Studio: TLA Releasing
Director: Yudai Yamaguchi, Junichi Yamamoto
Writer: Junya Kato, Yudai Yamaguchi, Yukihiko Yamaguchi, Junichi Yamamoto
Producer: Yukihiko Yamaguchi, Chikako Nakabayashi, Manabu Shinoda
Stars: Issei Takahashi, Aoba Kawai, Kenichi Kawasaki, Taro Suwa, Shoichiro Masumoto, Ayano Yamamoto, Tohru Tezuka
Alien parasites of unknown origin transform human hosts into robot/creature hybrids that battle each other to the death.
You could make a game show out of people watching “Meatball Machine” and challenging contestants to be first to describe what the plot is. The problem is that it would be almost an hour before anybody buzzed in with a guess.
Good luck getting a grip on the movie in its earliest moments. Frantically framed shots sometimes center on nothing of particular import. Edits often cut hectically or abruptly fade with no real rhyme or reason.

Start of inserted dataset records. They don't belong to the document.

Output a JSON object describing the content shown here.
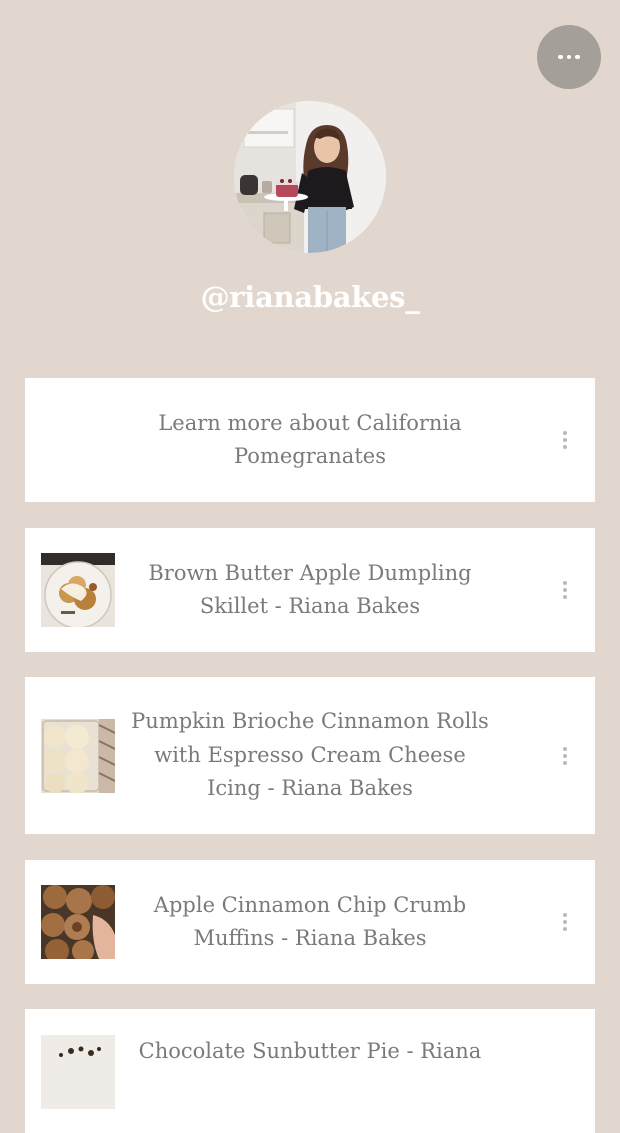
{
  "profile": {
    "handle": "@rianabakes_",
    "avatar_icon": "profile-photo"
  },
  "menu": {
    "icon": "more-horizontal-icon"
  },
  "links": [
    {
      "title": "Learn more about California Pomegranates",
      "has_thumbnail": false
    },
    {
      "title": "Brown Butter Apple Dumpling Skillet - Riana Bakes",
      "has_thumbnail": true
    },
    {
      "title": "Pumpkin Brioche Cinnamon Rolls with Espresso Cream Cheese Icing - Riana Bakes",
      "has_thumbnail": true
    },
    {
      "title": "Apple Cinnamon Chip Crumb Muffins - Riana Bakes",
      "has_thumbnail": true
    },
    {
      "title": "Chocolate Sunbutter Pie - Riana",
      "has_thumbnail": true
    }
  ],
  "colors": {
    "background": "#e2d7ce",
    "card": "#ffffff",
    "card_text": "#7a7a7a",
    "menu_button": "#a59f99",
    "handle_text": "#ffffff"
  }
}
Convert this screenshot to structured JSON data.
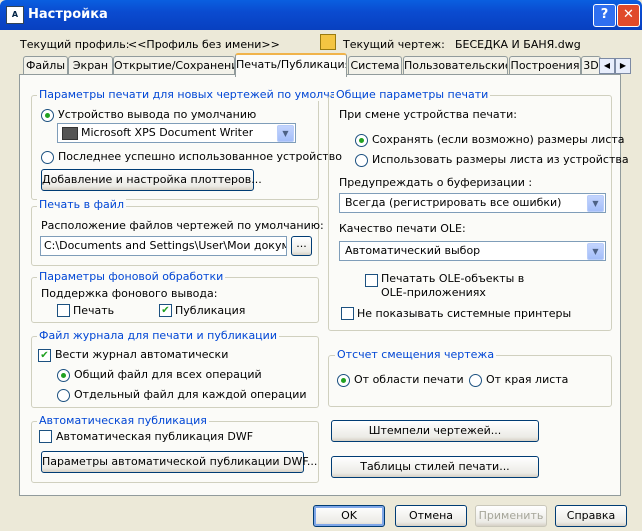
{
  "window": {
    "title": "Настройка",
    "help": "?",
    "close": "✕",
    "app_icon": "A"
  },
  "profile": {
    "label": "Текущий профиль:",
    "value": "<<Профиль без имени>>",
    "drawing_label": "Текущий чертеж:",
    "drawing_value": "БЕСЕДКА И БАНЯ.dwg"
  },
  "tabs": [
    "Файлы",
    "Экран",
    "Открытие/Сохранение",
    "Печать/Публикация",
    "Система",
    "Пользовательские",
    "Построения",
    "3D"
  ],
  "tab_scroll": {
    "left": "◀",
    "right": "▶"
  },
  "default_print": {
    "title": "Параметры печати для новых чертежей по умолчанию",
    "device_radio": "Устройство вывода по умолчанию",
    "device_value": "Microsoft XPS Document Writer",
    "last_used_radio": "Последнее успешно использованное устройство",
    "plotters_button": "Добавление и настройка плоттеров..."
  },
  "print_to_file": {
    "title": "Печать в файл",
    "location_label": "Расположение файлов чертежей по умолчанию:",
    "path": "C:\\Documents and Settings\\User\\Мои документ",
    "browse": "..."
  },
  "background": {
    "title": "Параметры фоновой обработки",
    "support_label": "Поддержка фонового вывода:",
    "print": "Печать",
    "publish": "Публикация"
  },
  "log": {
    "title": "Файл журнала для печати и публикации",
    "auto_log": "Вести журнал автоматически",
    "shared": "Общий файл для всех операций",
    "separate": "Отдельный файл для каждой операции"
  },
  "autopublish": {
    "title": "Автоматическая публикация",
    "checkbox": "Автоматическая публикация DWF",
    "button": "Параметры автоматической публикации DWF..."
  },
  "general": {
    "title": "Общие параметры печати",
    "on_change_label": "При смене устройства печати:",
    "keep_size": "Сохранять (если возможно) размеры листа",
    "use_device_size": "Использовать размеры листа из устройства",
    "spool_label": "Предупреждать о буферизации :",
    "spool_value": "Всегда (регистрировать все ошибки)",
    "ole_label": "Качество печати OLE:",
    "ole_value": "Автоматический выбор",
    "ole_print_1": "Печатать OLE-объекты в",
    "ole_print_2": "OLE-приложениях",
    "hide_system": "Не показывать системные принтеры"
  },
  "offset": {
    "title": "Отсчет смещения чертежа",
    "from_area": "От области печати",
    "from_edge": "От края листа"
  },
  "side_buttons": {
    "stamps": "Штемпели чертежей...",
    "styles": "Таблицы стилей печати..."
  },
  "footer": {
    "ok": "OK",
    "cancel": "Отмена",
    "apply": "Применить",
    "help": "Справка"
  },
  "checkmark": "✔",
  "arrow": "▼",
  "colors": {
    "accent": "#0046d5",
    "titlebar": "#0a4bd0",
    "check": "#21a121"
  }
}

I’d take out a red pen to mark up the film for looking like it was shot on videotape in one hell of a hurry by someone with a head fueled more by caffeine and cocaine than sensible cinema knowledge. Except the joke might be on me because the slapdash style of slaughter and silliness is all part of the project’s persistent punk rock attitude.

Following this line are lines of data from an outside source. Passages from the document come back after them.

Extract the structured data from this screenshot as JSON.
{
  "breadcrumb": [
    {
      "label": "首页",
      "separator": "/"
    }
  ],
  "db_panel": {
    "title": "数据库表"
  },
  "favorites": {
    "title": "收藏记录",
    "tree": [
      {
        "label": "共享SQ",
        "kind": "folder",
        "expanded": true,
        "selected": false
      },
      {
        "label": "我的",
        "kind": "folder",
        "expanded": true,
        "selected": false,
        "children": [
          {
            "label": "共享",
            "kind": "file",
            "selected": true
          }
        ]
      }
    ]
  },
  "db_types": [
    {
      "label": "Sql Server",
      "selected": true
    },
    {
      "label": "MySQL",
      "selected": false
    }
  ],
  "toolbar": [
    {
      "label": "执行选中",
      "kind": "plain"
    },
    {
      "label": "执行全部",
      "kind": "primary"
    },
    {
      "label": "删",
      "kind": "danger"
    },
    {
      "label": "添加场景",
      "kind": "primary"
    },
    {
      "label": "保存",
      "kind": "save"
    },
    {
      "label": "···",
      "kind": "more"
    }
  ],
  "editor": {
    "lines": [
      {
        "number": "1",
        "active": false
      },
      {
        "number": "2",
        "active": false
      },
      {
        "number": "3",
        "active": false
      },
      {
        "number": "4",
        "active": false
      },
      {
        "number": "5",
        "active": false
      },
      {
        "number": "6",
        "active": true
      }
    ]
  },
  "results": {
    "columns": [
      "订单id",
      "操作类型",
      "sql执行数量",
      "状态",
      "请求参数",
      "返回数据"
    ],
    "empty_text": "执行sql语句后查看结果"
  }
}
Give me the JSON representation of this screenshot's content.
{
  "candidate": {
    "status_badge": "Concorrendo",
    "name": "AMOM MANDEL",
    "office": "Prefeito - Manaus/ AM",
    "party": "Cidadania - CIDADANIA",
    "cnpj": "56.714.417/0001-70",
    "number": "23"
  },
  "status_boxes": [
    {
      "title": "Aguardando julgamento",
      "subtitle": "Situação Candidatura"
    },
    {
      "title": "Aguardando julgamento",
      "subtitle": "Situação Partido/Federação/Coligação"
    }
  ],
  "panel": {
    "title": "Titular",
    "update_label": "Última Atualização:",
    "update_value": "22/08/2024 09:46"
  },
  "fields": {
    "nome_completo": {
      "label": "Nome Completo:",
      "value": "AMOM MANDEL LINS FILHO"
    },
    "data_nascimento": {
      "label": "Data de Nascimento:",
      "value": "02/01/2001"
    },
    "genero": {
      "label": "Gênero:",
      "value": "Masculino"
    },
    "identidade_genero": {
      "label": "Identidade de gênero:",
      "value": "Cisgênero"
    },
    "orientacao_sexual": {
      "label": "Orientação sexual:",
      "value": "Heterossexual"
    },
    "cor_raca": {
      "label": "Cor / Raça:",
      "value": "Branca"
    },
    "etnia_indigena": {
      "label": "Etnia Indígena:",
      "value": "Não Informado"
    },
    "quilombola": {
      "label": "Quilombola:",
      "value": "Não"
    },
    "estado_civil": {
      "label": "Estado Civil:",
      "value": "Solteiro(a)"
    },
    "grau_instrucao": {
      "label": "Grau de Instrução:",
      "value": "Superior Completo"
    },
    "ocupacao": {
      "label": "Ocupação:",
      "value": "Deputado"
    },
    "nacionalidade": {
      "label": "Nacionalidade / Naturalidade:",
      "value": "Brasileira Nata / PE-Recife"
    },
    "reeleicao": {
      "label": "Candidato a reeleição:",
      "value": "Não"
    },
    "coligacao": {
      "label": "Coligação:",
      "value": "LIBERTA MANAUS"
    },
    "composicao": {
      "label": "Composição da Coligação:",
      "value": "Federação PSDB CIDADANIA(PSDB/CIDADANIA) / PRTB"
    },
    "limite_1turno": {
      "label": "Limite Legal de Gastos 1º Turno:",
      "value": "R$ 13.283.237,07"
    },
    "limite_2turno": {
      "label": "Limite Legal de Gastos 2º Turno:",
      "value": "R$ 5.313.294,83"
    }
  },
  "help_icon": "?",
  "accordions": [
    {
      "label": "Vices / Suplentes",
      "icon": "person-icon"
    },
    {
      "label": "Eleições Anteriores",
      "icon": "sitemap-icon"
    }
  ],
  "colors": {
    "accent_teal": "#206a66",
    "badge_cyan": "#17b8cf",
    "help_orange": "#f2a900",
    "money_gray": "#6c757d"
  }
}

Since almost anything goes when describing the movie, “Meatball Machine” is a furious frenzy of “Turbo Kid” (review here) meets Troma mixing the maniac musicians of GWAR with the tiny terrors of Full Moon’s “Puppet Master” in full-size form. It’s essentially only one kaiju and giant robot away from being a kitchen sink stew of everything amazing and absurdist about nutty Japanese pop culture stuffed into one midnight movie. I can’t imagine its target audience, whoever that is, would want it any other way.
This is the spot where a standard summary should go, but I have nearly no idea where to start, end, or what to even put in between. The story, such as there is one, concerns alien parasites of unknown origin that transform human hosts into “necroborgs,” monstrous mutations with robot parts and organic appendages that fight each other to the death.

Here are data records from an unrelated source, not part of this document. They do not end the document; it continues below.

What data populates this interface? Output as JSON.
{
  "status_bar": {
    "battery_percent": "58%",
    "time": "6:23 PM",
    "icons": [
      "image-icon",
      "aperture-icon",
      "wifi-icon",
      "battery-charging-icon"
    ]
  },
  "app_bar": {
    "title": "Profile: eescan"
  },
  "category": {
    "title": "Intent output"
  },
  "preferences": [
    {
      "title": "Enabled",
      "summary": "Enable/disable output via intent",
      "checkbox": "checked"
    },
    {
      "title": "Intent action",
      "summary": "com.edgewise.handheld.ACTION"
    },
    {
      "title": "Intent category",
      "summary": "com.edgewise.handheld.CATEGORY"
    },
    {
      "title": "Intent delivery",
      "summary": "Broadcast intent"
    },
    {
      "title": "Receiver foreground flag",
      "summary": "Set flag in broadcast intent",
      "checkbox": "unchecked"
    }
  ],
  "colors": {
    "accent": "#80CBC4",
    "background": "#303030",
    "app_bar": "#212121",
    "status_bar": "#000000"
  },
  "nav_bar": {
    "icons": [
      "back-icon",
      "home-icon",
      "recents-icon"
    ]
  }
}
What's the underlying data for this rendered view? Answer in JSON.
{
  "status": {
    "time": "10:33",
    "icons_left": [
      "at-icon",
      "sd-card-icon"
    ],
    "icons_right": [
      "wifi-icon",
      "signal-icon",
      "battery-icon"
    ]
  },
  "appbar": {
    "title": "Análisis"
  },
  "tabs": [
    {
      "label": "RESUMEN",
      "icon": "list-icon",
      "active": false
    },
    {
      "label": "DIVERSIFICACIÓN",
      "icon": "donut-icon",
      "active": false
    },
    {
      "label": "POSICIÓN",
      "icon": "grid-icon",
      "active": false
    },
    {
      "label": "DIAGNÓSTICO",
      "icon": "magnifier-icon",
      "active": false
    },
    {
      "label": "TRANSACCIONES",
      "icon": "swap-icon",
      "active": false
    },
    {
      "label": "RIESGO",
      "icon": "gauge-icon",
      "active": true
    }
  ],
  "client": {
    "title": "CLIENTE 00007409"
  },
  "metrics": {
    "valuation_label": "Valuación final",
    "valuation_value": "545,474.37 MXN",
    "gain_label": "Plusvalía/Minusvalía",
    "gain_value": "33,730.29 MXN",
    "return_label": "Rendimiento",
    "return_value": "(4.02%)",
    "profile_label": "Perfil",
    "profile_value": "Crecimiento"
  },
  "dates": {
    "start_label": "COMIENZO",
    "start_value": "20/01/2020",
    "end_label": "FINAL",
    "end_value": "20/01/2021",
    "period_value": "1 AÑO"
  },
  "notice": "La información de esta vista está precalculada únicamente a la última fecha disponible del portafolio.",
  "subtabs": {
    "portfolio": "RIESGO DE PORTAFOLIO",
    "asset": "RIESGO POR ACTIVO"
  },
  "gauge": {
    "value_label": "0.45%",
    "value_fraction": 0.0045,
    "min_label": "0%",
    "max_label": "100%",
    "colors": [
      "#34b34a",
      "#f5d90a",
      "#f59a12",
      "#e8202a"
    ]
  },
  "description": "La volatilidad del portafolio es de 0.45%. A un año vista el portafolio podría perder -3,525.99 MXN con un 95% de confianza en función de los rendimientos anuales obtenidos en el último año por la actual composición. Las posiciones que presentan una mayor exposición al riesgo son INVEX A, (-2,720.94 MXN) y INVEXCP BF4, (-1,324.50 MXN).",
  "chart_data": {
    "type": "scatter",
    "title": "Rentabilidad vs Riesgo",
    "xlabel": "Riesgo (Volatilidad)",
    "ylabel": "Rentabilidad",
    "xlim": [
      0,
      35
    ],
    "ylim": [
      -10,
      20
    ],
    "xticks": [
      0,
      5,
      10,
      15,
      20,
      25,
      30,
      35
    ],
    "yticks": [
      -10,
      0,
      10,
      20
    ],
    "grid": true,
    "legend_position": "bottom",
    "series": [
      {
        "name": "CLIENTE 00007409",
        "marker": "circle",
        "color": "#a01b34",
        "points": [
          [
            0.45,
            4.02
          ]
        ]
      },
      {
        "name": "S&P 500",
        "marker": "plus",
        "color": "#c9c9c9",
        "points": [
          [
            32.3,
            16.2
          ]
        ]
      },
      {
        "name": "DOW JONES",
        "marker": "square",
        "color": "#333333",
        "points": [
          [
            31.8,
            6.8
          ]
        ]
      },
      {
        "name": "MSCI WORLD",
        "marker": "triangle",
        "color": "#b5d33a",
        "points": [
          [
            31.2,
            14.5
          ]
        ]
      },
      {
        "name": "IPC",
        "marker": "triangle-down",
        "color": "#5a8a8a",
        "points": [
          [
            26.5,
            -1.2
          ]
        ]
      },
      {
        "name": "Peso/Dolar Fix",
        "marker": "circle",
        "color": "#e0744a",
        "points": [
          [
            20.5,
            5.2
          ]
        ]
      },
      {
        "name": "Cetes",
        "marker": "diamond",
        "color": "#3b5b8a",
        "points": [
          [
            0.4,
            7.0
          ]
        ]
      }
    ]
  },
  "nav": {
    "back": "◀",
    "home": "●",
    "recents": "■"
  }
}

Forget common sense questions such as how and why. The only other thing you need to know is there is a warped romance at the center involving a lonely woman and lonelier man tragically forced to fight one another in hideous hybrid form.
Actually, that’s not the only other thing you need to know. I don’t know why I said that. Blame the movie for rewiring my mind with a confounding barrage of “wha huhs?” and WTFs.
Sample a smattering of select setups listed in random order below. This is the teeter-totter of personal taste boundaries determining whether you’re likely to respond to “Meatball Machine” with a “hell yeah” or a “hell no.”
· A power drill tears into an eyeball like it is a soft-boiled egg.
· A transvestite beats a man outside of a porno theater for turning down an unsolicited handjob.
· A woman is nearly date-raped by an aggressive coworker.
· That same woman is tentacle-raped by creature tendrils that turn her into a necroborg through sexual assault.
· Masturbation. Suicide. Barf. Exploding heads. Exploding children. If it’s disgusting or confrontational, but wild or weird, “Meatball Machine” goes for it.
“Meatball Machine” is a 90-minute remake of a 70-minute version from 1999. I have to believe that shorter length was probably just fine since the final half hour of this 2005 edition is mostly an endless extravaganza of graphic gore. Yet once again, I defer to the idea that those who go gaga for a goopy splatterfest that functions better as a special effects demo reel than it does as a feature film probably have no problem with an overstayed welcome for excessive red rain and chunky body part showers.
Is “Meatball Machine” a quality-made motion picture with narrative merit? Not on your life. Is it a tentacles-to-the-wall acid trip of alien body horror, monster on monster mayhem, and more blood than the Red Cross sees donated in a year? Most definitely.
Using a scale of normalcy, the only fair way to rate something so out of its gourd is with a middle-splitting 50/100. Odds are even that could be 50 points too high or fifty points too low. With “Meatball Machine,” there’s nearly no way of knowing anything for certain.
NOTE: The film's Japanese title is "Mitoboru mashin."